[UA] The Audiences report

Audiences in Analytics are users that you group together based on any combination of attributes that is meaningful to your business.

An audience might be simply current shoppers (include users who have > 0 product views; exclude users who have > 0 purchases).

Or you might need a more detailed definition that identifies shoppers who viewed the detail page for Product A, and then within 3 sessions or 7 days returned to purchase the product.

You can create broad definitions like all users who at any time purchased a product, or all users who have purchased within the last 12 months but not during the last 2.

Learn more about creating audiences.

Once you define an audience, you can:

  • Activate that audience on platforms like Google Ads and Display & Video 360 so you can focus your marketing efforts on those users
  • Apply the audience to your Analytics reports to explore their behavior in response to your marketing. You can use the audience as a secondary dimension in reports, and as a dimension in segments, custom reports, and custom funnels.

This article focuses on analyzing the audience data with the Audiences report.

In this article:

Prerequisites

The Audiences report includes only audiences (and their related data) that you create in Analytics.

To see data in the Audiences report, you first need to:

Data for an audience is available in reports starting from the date you publish the audience to Analytics. Data before that date is not available.

You can publish audiences to Analytics as you create them, and you can publish existing audiences to Analytics.

See Audiences data

  1. Sign in to Google Analytics.
  2. Navigate to your view.
  3. Open Reports.
  4. Select Audience > Audiences.

About the data

The report covers audiences you create and publish to the Google Analytics destination.

Data for the current day is not available in this report.

Limits

At any one time, you can have a maximum of 50 audiences published to an Analytics account, and a maximum of 20 published to any single property within that account.

Audiences that are based on custom dimensions that use query-time import mode are not supported. Audience data is evaluated at processing time.

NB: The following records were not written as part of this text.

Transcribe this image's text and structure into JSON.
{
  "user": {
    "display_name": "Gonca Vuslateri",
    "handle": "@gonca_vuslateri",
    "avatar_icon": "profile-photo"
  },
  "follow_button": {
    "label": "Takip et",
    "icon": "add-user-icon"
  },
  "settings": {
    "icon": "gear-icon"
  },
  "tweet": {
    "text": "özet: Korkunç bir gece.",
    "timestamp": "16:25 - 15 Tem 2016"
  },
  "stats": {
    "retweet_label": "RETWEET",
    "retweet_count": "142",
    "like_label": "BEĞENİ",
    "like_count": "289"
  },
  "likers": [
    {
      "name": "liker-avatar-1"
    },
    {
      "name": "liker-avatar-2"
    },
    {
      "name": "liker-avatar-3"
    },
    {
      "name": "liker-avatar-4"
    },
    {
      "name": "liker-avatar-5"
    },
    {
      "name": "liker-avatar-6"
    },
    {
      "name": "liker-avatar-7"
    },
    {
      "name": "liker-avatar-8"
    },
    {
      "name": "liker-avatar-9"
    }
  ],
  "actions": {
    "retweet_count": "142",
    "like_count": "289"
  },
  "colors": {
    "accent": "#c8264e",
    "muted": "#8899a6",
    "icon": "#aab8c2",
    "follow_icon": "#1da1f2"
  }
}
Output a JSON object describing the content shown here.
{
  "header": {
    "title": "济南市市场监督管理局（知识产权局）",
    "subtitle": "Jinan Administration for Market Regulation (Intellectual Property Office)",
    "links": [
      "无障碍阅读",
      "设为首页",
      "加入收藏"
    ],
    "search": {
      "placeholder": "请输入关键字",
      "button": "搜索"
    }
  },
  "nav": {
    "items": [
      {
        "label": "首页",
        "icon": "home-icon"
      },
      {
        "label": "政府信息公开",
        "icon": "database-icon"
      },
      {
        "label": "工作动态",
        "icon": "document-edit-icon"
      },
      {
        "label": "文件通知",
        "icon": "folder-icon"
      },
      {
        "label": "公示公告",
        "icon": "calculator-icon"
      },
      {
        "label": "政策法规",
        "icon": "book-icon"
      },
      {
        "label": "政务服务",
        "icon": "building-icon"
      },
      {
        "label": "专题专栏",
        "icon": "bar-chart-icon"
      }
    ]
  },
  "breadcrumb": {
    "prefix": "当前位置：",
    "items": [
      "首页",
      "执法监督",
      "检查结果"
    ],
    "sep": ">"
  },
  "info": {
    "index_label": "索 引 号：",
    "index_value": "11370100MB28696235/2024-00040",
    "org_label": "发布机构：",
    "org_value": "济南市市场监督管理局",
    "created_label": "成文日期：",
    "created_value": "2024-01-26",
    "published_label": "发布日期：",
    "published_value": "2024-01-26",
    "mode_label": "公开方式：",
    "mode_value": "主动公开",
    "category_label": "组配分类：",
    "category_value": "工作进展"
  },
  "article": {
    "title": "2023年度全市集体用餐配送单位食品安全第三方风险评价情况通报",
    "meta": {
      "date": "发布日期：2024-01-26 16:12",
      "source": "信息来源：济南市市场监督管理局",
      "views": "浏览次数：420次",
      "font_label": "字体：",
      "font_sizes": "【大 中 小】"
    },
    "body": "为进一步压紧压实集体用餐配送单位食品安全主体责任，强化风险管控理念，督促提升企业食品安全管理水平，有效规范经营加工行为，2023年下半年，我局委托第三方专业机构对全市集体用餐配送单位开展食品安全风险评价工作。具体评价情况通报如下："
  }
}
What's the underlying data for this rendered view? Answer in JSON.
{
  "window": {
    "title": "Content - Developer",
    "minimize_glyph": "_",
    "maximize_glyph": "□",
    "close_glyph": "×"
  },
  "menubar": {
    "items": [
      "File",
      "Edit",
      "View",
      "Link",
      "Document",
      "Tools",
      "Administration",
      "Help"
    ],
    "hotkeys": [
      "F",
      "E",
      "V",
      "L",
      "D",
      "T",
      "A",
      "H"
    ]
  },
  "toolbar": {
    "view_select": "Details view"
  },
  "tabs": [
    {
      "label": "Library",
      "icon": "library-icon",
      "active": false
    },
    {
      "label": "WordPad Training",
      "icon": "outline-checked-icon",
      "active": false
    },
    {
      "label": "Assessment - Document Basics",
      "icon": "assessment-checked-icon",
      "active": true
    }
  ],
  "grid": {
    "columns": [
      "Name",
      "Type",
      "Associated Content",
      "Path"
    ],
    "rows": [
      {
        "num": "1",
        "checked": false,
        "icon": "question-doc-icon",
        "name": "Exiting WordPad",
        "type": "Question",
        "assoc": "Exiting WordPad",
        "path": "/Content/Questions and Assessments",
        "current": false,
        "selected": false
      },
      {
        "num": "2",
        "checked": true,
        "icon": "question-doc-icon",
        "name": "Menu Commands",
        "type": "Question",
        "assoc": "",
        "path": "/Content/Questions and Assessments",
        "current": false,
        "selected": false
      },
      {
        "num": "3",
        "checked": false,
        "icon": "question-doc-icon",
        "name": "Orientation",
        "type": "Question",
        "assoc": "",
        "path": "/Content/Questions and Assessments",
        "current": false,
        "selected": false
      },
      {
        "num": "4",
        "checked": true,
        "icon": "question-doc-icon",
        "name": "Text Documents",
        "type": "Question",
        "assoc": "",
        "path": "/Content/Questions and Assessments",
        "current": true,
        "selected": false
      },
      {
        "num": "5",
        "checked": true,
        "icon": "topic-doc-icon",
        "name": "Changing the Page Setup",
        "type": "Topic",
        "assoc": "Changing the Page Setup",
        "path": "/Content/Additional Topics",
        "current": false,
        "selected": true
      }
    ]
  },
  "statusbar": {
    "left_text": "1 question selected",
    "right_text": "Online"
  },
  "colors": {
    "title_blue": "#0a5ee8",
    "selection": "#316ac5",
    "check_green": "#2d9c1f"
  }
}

Audiences are available only in the view in which you create them.

What the metrics tell you

Acquisition

The Acquisition metrics let you know the volume of users an audience is sending you (Users), and how well the audience works to get you potential new business (% New Users, New Users).

Behavior

The Behavior metrics let you know how well your site engages users, whether they’re leaving after viewing only a single page (Bounce Rate), whether they’re viewing multiple pages (Pages / Session), and whether they’re spending the amount of time engaging with your content that you’d like.

Conversions

The Conversions metrics let you know whether users are completing transactions and goals, and generating revenue at the rate you want.

How to respond

If a particular audience is performing well in terms of delivering users who engage and convert, you can:

  • Devote more of your marketing budget to bidding on ads for those users
  • Expand the number of sites on which you bid for ads shown to those users
  • Expand the hours through the day when you bid on ads shown to those users

If an audience is performing poorly overall, you can scale back the budget you devote to it, or drop it altogether from your marketing.

If an audience is delivering users in reasonable numbers but they’re not converting, there could be a disconnect between the ads they see and your content, or it could point to design or technical issues that prevent them from converting.

On the other hand, if an audience is delivering fewer users than you’d like but those users are converting, then you can use that audience as the basis for developing lookalike audiences and expanding your marketing to those users.